Zhulumat Katamtum's voice finally erupted, cutting through the hissing light, the roaring prayers, and the deadly hum of sirens.

It was not a panicked shout, but an iron decree carved into reality.

His command was brief and absolute.

Retreat.

To his followers, that word was not an admission of defeat, but the highest tactical order, an acknowledgment that living to fight another day held greater value than dying buried in today's pride.

The instruction surged like a dark electric shock through the remnants of the command network, received by every captain and relayed to every soldier still standing.

And with remarkable discipline, amid the rain of light still trying to flay them, Zhulumat's forces began to withdraw.

The shattered Anti-Tremor Line attempted to regroup while stepping backward, raising their cracked shields as protection for those behind them.

The scattered Orbit Severance Line pulled back in measured motion, their eyes still vigilant, monitoring the sky and watching over the front ranks.

At the center, the Banner of Zhulumat moved as a dense unity, their exorcism devices still emitting a final field of resistance that allowed the retreat to remain orderly.

They retreated not in panic, but in a bitter rhythm of endurance, each step back a deliberate move away from the epicenter of destruction.

The final strikes of the Angels and the chorus of Holy Beings still slammed into the ground behind and beside them, carving small glowing craters as though the heavens refused to release its escaping prey.

However, with each step of retreat, the intensity diminished slightly, as though the field of holy influence had a geographical limit.

The distance between them and the border gate, along with the nauseating light of the Capital of Thalyssra, gradually increased.

Their steps were counted, precisely ten as instructed, before they finally stopped.

Then, there, on ground already beyond the most intense zone of destruction, they halted.

Their breaths were heavy, their bodies wounded, and their equipment smoked.

Zhulumat and his entire force could only remain silent, swallowing a bitterness more painful than blood in their mouths.

Their thirst for vengeance, for progress, for victory, remained unfulfilled.

They could only watch from afar, witnessing the spectacular chaos still unfolding at the border.

The flashes of divine strikes, the ocean of Holy Beings glowing like a living carpet of stars, and the sirens that never ceased.

It was an undeniable display of power, a warning etched in light and sound.

"Slowly purified."

The cleansing unfolded in a silence more terrifying than the roar of battle before it.

The holy lights that had once rained down upon them no longer attacked, but seeped slowly into the pores of the earth, slipping into the cracks of shattered stone, reaching every corner of the cursed city that for centuries had known only the breath of death.

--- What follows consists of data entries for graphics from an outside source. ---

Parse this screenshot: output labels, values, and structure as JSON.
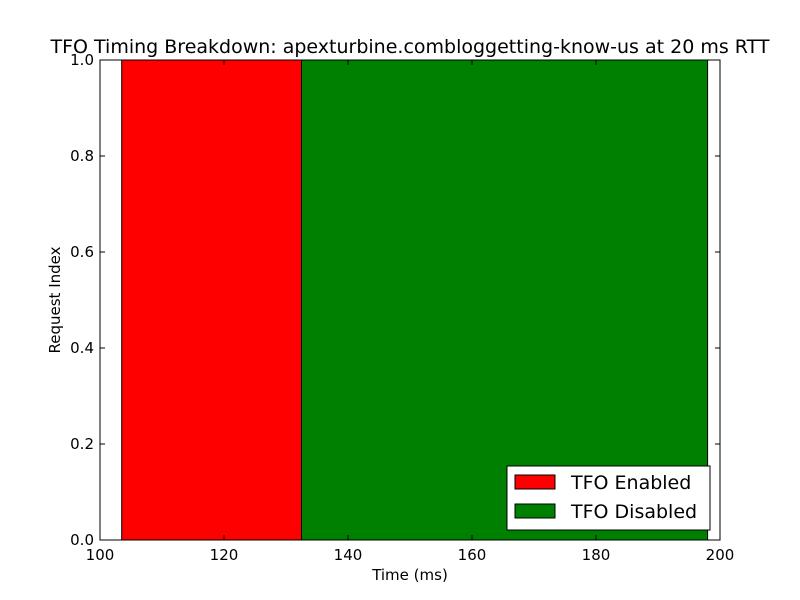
{
  "chart_data": {
    "type": "bar",
    "orientation": "horizontal-span",
    "title": "TFO Timing Breakdown: apexturbine.combloggetting-know-us at 20 ms RTT",
    "xlabel": "Time (ms)",
    "ylabel": "Request Index",
    "xlim": [
      100,
      200
    ],
    "ylim": [
      0,
      1
    ],
    "xticks": [
      100,
      120,
      140,
      160,
      180,
      200
    ],
    "yticks": [
      0.0,
      0.2,
      0.4,
      0.6,
      0.8,
      1.0
    ],
    "xtick_labels": [
      "100",
      "120",
      "140",
      "160",
      "180",
      "200"
    ],
    "ytick_labels": [
      "0.0",
      "0.2",
      "0.4",
      "0.6",
      "0.8",
      "1.0"
    ],
    "grid": false,
    "legend_position": "bottom-right",
    "series": [
      {
        "name": "TFO Enabled",
        "color": "#ff0000",
        "x_start": 103.5,
        "x_end": 132.5,
        "y_start": 0,
        "y_end": 1
      },
      {
        "name": "TFO Disabled",
        "color": "#008000",
        "x_start": 132.5,
        "x_end": 198,
        "y_start": 0,
        "y_end": 1
      }
    ]
  }
}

The killing aura that clung so strongly to that environment, the defining trait that set their domain apart from the outside world, was torn apart little by little by the tireless persistence of light.

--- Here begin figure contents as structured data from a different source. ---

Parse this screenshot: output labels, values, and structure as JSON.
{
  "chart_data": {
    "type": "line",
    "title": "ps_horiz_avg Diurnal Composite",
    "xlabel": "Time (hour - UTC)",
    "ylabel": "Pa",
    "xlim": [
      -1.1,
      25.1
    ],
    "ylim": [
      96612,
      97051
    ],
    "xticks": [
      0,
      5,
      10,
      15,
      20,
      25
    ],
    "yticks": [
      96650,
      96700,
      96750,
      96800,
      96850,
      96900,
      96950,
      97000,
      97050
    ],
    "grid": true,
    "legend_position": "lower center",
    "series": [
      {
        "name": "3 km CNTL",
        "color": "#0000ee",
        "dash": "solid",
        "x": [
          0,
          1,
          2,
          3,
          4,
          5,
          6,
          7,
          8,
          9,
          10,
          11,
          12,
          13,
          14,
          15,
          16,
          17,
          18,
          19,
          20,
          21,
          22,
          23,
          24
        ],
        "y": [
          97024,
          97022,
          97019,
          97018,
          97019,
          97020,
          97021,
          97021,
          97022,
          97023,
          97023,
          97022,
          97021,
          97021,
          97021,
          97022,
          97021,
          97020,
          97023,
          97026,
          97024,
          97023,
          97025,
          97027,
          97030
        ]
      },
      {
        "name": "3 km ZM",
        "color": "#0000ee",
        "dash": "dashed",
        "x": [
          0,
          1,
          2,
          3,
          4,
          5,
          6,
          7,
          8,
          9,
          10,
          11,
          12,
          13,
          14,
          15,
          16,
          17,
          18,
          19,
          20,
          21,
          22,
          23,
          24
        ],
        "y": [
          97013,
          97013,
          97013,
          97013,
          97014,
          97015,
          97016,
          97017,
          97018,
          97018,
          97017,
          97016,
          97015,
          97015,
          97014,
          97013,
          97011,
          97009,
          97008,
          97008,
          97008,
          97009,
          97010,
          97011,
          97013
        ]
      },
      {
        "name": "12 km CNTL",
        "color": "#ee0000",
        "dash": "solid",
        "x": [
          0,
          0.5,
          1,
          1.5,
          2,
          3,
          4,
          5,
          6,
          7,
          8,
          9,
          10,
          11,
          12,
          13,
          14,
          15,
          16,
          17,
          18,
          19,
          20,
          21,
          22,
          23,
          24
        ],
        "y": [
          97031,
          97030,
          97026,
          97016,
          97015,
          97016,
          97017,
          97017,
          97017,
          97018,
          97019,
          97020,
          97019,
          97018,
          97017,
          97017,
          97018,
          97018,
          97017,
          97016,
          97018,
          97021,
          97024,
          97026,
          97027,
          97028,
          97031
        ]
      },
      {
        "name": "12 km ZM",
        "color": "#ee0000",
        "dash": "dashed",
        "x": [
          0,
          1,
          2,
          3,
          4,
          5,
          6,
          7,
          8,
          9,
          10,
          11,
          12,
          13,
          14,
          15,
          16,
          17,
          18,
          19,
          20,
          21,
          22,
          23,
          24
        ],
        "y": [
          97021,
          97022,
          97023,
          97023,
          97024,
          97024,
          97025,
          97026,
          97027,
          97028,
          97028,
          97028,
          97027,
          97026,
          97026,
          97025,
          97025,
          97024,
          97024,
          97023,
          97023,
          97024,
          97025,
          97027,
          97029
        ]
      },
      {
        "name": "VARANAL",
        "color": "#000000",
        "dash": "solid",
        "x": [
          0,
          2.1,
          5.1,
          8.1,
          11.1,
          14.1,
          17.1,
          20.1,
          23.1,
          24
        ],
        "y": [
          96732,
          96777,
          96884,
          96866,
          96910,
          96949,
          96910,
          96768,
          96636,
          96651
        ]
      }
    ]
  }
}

Like salt dissolving in water, like ink fading under bleach, the darkness that defined them diminished in the most agonizing way: slowly, inevitably, and without meaningful resistance.

In every inch of land that was purified, the ordinary soldiers of the Anti-Tremor Line and the Orbit Severance Line could feel an unfamiliar warmth that should not have existed there, a warmth that made their skin sting yet strangely comforted them, a contradiction of sensation that disturbed their deepest instincts as beings accustomed to the cold of the grave.